Is it possible to remove methods added to a class with class_addMethod?
Or if I want to do this, must I keep creating classes at runtime with objc_allocateClassPair and adding different sets of methods to them to vary the methods implemented?
I'll accept answers that include hackery :-)
You can't exactly "remove" a method, but you can get the same effect as a removal, by making the method just redirect everything to the message forwarding path (the code that will eventually call -forwardInvocation:
). There are two ways to accomplish that:
_objc_msgForward()
, declared in /usr/include/objc/message.h
but not included in the online documentation, can be used as the IMP
for your method you are trying to remove. Because it's undocumented, it may be considered private or unsupported.IMP
for the method you are trying to remove. Based on the documentation, this should have the same effect as the first option:The function pointer returned may be a function internal to the runtime instead of an actual method implementation.
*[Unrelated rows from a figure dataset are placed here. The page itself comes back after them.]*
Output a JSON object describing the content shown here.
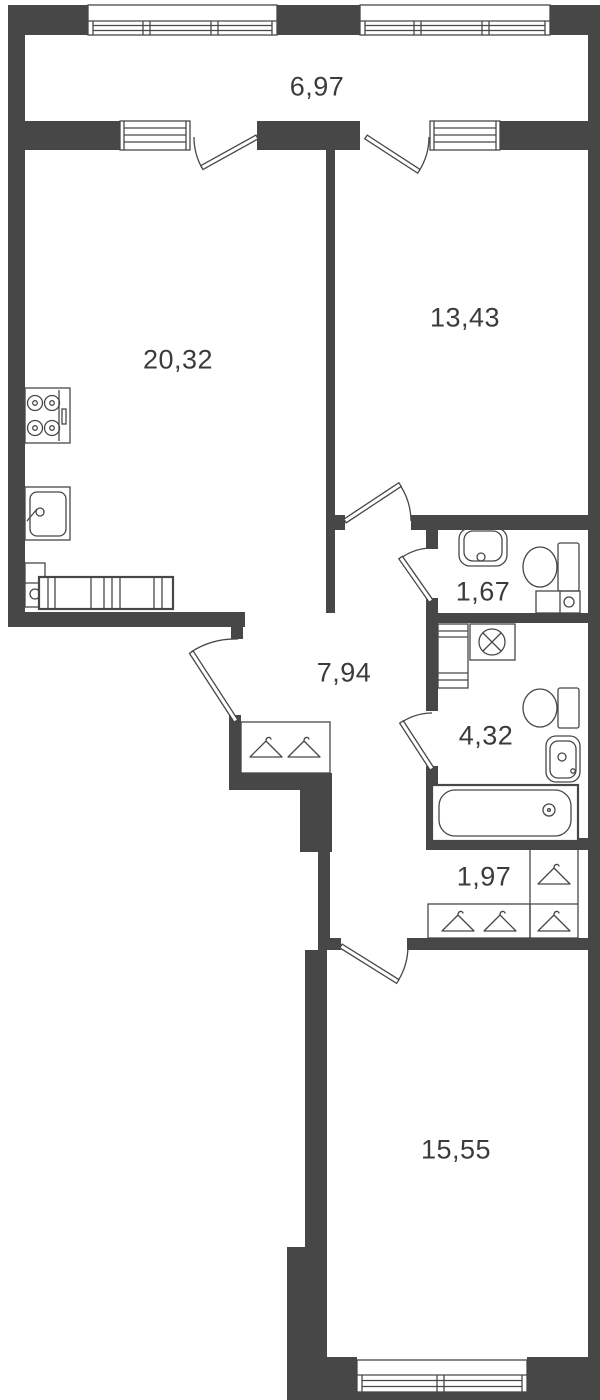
{
  "title": "apartment-floor-plan",
  "rooms": {
    "balcony": {
      "name": "balcony",
      "area": "6,97"
    },
    "kitchen_living": {
      "name": "kitchen-living-room",
      "area": "20,32"
    },
    "bedroom": {
      "name": "bedroom",
      "area": "13,43"
    },
    "hallway": {
      "name": "hallway",
      "area": "7,94"
    },
    "wc": {
      "name": "wc",
      "area": "1,67"
    },
    "bathroom": {
      "name": "bathroom",
      "area": "4,32"
    },
    "wardrobe_hall": {
      "name": "wardrobe-hall",
      "area": "1,97"
    },
    "bedroom_main": {
      "name": "bedroom-main",
      "area": "15,55"
    }
  },
  "fixtures": [
    "stove",
    "kitchen-sink",
    "kitchen-cabinet",
    "counter-sofa",
    "washbasin",
    "toilet",
    "boiler-box",
    "washing-machine",
    "bathroom-cabinet",
    "bathtub",
    "hangers",
    "wardrobes"
  ],
  "colors": {
    "wall": "#474747",
    "line": "#474747",
    "label": "#3b3b3b",
    "background": "#ffffff"
  }
}
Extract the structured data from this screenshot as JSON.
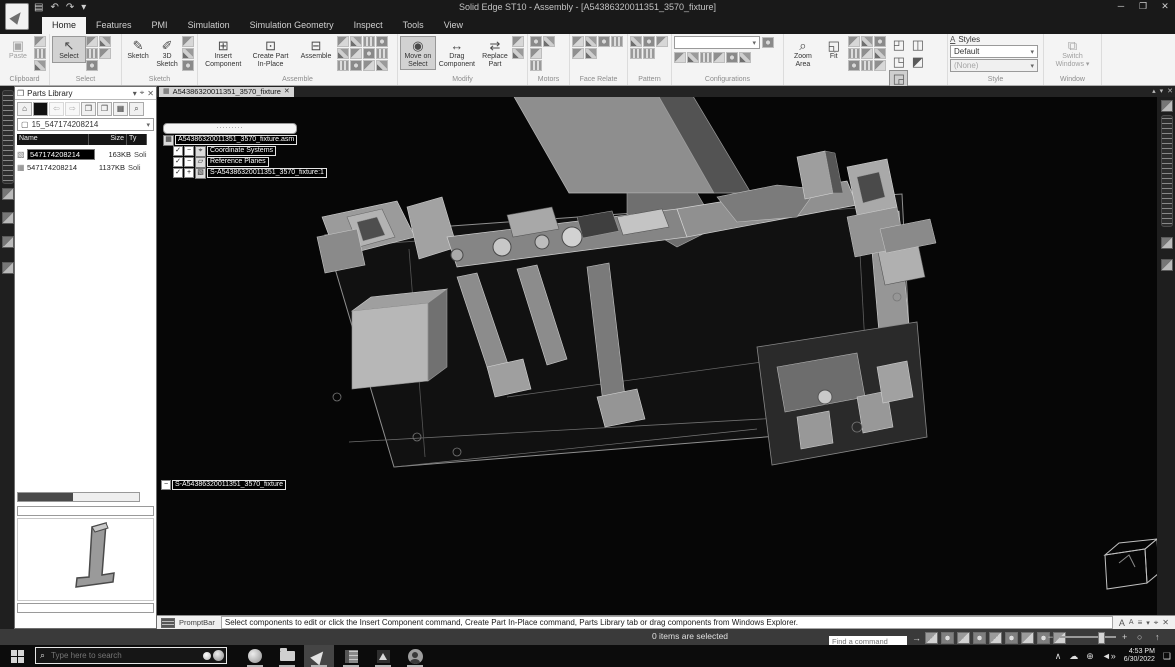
{
  "icons": {
    "save": "▤",
    "undo": "↶",
    "redo": "↷",
    "dropdown": "▾",
    "minimize": "─",
    "restore": "❐",
    "close": "✕",
    "paste": "▣",
    "cut": "✂",
    "copy": "⧉",
    "select": "↖",
    "sketch": "✎",
    "sketch3d": "✐",
    "insert_component": "⊞",
    "create_part": "⊡",
    "assemble": "⊟",
    "move_on_select": "◉",
    "drag_component": "↔",
    "replace_part": "⇄",
    "zoom_area": "⌕",
    "fit": "◱",
    "cube1": "◰",
    "cube2": "◫",
    "cube3": "◳",
    "cube4": "◲",
    "cube5": "◩",
    "styles_a": "A",
    "switch_windows": "⧉",
    "panel_folder": "❒",
    "panel_menu": "▾",
    "panel_pin": "⌖",
    "panel_close": "✕",
    "home": "⌂",
    "back": "⇦",
    "forward": "⇨",
    "folder": "❒",
    "folder2": "❐",
    "views": "▦",
    "search": "⌕",
    "doc": "▢",
    "tree_root": "▦",
    "tree_csys": "⌖",
    "tree_plane": "▱",
    "tree_part": "▧",
    "check": "✓",
    "collapse": "−",
    "expand": "+",
    "font_up": "A",
    "font_down": "A",
    "autohide": "≡",
    "pin": "⌖",
    "status_arrow": "→",
    "zoom_out": "−",
    "zoom_in": "+",
    "circle": "○",
    "lift": "↑",
    "tray_up": "∧",
    "tray_cloud": "☁",
    "tray_net": "⊕",
    "tray_vol": "◄»",
    "tray_chat": "❑",
    "tab_up": "▴",
    "tab_down": "▾"
  },
  "titlebar": {
    "title": "Solid Edge ST10 - Assembly - [A54386320011351_3570_fixture]"
  },
  "ribbon_tabs": [
    {
      "label": "Home"
    },
    {
      "label": "Features"
    },
    {
      "label": "PMI"
    },
    {
      "label": "Simulation"
    },
    {
      "label": "Simulation Geometry"
    },
    {
      "label": "Inspect"
    },
    {
      "label": "Tools"
    },
    {
      "label": "View"
    }
  ],
  "ribbon": {
    "clipboard": {
      "group": "Clipboard",
      "paste": "Paste"
    },
    "select": {
      "group": "Select",
      "select": "Select"
    },
    "sketch": {
      "group": "Sketch",
      "sketch": "Sketch",
      "sketch_3d": "3D Sketch"
    },
    "assemble": {
      "group": "Assemble",
      "insert_component": "Insert Component",
      "create_part": "Create Part In-Place",
      "assemble": "Assemble"
    },
    "modify": {
      "group": "Modify",
      "move_on_select": "Move on Select",
      "drag_component": "Drag Component",
      "replace_part": "Replace Part"
    },
    "motors": {
      "group": "Motors"
    },
    "face_relate": {
      "group": "Face Relate"
    },
    "pattern": {
      "group": "Pattern"
    },
    "configurations": {
      "group": "Configurations"
    },
    "orient": {
      "group": "Orient",
      "zoom_area": "Zoom Area",
      "fit": "Fit"
    },
    "style": {
      "group": "Style",
      "styles": "Styles",
      "style_value": "Default",
      "view_style_value": "(None)"
    },
    "window_group": {
      "group": "Window",
      "switch_windows": "Switch Windows"
    }
  },
  "parts_library": {
    "title": "Parts Library",
    "folder": "15_547174208214",
    "columns": {
      "name": "Name",
      "size": "Size",
      "type": "Ty"
    },
    "items": [
      {
        "name": "547174208214",
        "size": "163KB",
        "type": "Soli"
      },
      {
        "name": "547174208214",
        "size": "1137KB",
        "type": "Soli"
      }
    ]
  },
  "document": {
    "tab": "A54386320011351_3570_fixture",
    "pathfinder": {
      "search_dots": "·········",
      "root": "A54386320011351_3570_fixture.asm",
      "nodes": [
        {
          "label": "Coordinate Systems"
        },
        {
          "label": "Reference Planes"
        },
        {
          "label": "S-A54386320011351_3570_fixture:1"
        }
      ],
      "footer": "S-A54386320011351_3570_fixture"
    }
  },
  "promptbar": {
    "label": "PromptBar",
    "message": "Select components to edit or click the Insert Component command, Create Part In-Place command, Parts Library tab or drag components from Windows Explorer."
  },
  "statusbar": {
    "selection": "0 items are selected",
    "find_placeholder": "Find a command"
  },
  "taskbar": {
    "search_placeholder": "Type here to search",
    "time": "4:53 PM",
    "date": "6/30/2022"
  }
}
For example, if instances of the class do not respond to the selector, the function pointer returned will be part of the runtime's message forwarding machinery.
In either case, it becomes as simple as:
method_setImplementation(methodToRemove, forwardingIMP);
Note that this will basically block out any superclass implementations, so you'll have to be more careful if any superclass might have a valid implementation that you want to keep. In such a case, you could get the IMP
from the superclass or something similar.
In short, you can't.
You could in the Objective-C 1.0 ABI/API via:
OBJC_EXPORT void class_removeMethods(Class, struct objc_method_list *) OBJC2_UNAVAILABLE;
But that function was removed in Objective-C 2.0 because removing methods is pretty much never the right answer. Certainly not often enough to justify the overhead incurred by supporting said feature.
Also removed from the ObjC2.0 ABI was the ability to directly access the class/method structures. They are now opaque so that they can be changed in the future without breaking binary compatibility.
What you could do, though, is use a custom proxy that varies the set of methods that it responds to. See documentation for the NSProxy class; http://developer.apple.com/documentation/Cocoa/Reference/Foundation/Classes/NSProxy_Class/Reference/Reference.html
Of course, this question begs the question "What are you trying to do?". Such on the fly meta-programming is atypical. Once a class is instantiated, it isn't normally considered desirable to change the set of methods it responds to under the assumption that previous instantiations may still depend on said methods.